Hosting The PAC File
Once you’ve written a proxy auto-config file using the techniques above, you
can either put it somewhere on your local disk and simply point the browser to
it, or host it remotely on a server you have access to. You can name it
whatever you like, but conventionally it’s named proxy.pac
.
If you choose the latter method, you’ll have to ensure that you serve the file
with the correct MIME type: application/x-ns-proxy-autoconfig
. If
you’re running Apache, you can simply add the following line to your
.htaccess
file to send the correct headers for any file with the .pac
extension:
AddType application/x-ns-proxy-autoconfig .pac
More Resources
These examples outline everything I’ve ever needed when putting together my proxy configuration.
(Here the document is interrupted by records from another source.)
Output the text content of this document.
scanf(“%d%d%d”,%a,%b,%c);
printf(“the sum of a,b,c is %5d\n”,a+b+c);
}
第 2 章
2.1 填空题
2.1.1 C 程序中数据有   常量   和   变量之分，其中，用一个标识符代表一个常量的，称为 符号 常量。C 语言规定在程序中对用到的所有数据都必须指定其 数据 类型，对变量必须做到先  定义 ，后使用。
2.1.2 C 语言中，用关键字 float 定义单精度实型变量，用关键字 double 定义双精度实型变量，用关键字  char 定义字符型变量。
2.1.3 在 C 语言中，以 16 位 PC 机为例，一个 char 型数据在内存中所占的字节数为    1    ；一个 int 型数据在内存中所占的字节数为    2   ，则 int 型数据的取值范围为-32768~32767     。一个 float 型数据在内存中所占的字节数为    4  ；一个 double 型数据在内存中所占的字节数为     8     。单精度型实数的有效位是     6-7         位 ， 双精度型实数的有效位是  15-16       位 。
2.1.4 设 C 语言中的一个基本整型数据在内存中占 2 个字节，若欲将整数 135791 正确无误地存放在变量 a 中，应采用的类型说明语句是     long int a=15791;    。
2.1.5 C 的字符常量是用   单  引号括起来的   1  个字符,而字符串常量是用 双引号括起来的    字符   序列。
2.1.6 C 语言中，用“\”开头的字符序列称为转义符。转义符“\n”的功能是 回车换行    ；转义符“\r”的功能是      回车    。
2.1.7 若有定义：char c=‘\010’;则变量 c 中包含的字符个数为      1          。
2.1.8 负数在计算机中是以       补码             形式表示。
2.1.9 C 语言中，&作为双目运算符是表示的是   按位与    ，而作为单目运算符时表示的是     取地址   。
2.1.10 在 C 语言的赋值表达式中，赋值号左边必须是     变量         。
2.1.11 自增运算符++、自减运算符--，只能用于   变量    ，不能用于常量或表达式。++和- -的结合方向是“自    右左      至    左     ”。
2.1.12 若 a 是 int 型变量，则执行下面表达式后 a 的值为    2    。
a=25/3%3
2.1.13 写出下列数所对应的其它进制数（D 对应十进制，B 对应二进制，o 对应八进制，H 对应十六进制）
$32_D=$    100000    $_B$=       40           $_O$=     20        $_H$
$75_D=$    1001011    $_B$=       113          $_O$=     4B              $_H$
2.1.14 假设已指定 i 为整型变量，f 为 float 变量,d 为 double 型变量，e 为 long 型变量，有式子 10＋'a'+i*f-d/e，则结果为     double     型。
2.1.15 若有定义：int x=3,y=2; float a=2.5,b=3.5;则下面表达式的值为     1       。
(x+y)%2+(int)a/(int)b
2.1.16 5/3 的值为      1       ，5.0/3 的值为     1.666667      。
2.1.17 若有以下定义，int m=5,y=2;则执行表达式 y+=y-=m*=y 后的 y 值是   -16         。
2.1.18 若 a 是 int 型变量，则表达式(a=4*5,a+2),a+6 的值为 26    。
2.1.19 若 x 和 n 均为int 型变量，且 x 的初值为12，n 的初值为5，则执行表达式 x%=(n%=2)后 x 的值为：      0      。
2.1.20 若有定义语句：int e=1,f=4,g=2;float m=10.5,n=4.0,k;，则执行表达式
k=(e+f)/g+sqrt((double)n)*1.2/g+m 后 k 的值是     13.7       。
There are more functions out there for you to play with if your configuration is more complex than what I’ve needed to deal with, and documentation is fairly plentiful.
-
Netscape has good documentation of the various functions available for use in your auto-config file in their documentation for proxy auto-config scripts.
-
Automatic proxy HTTP server configuration in web browsers contains, surprisingly enough, more detailed information about the inner workings of the proxy system in the browser engine.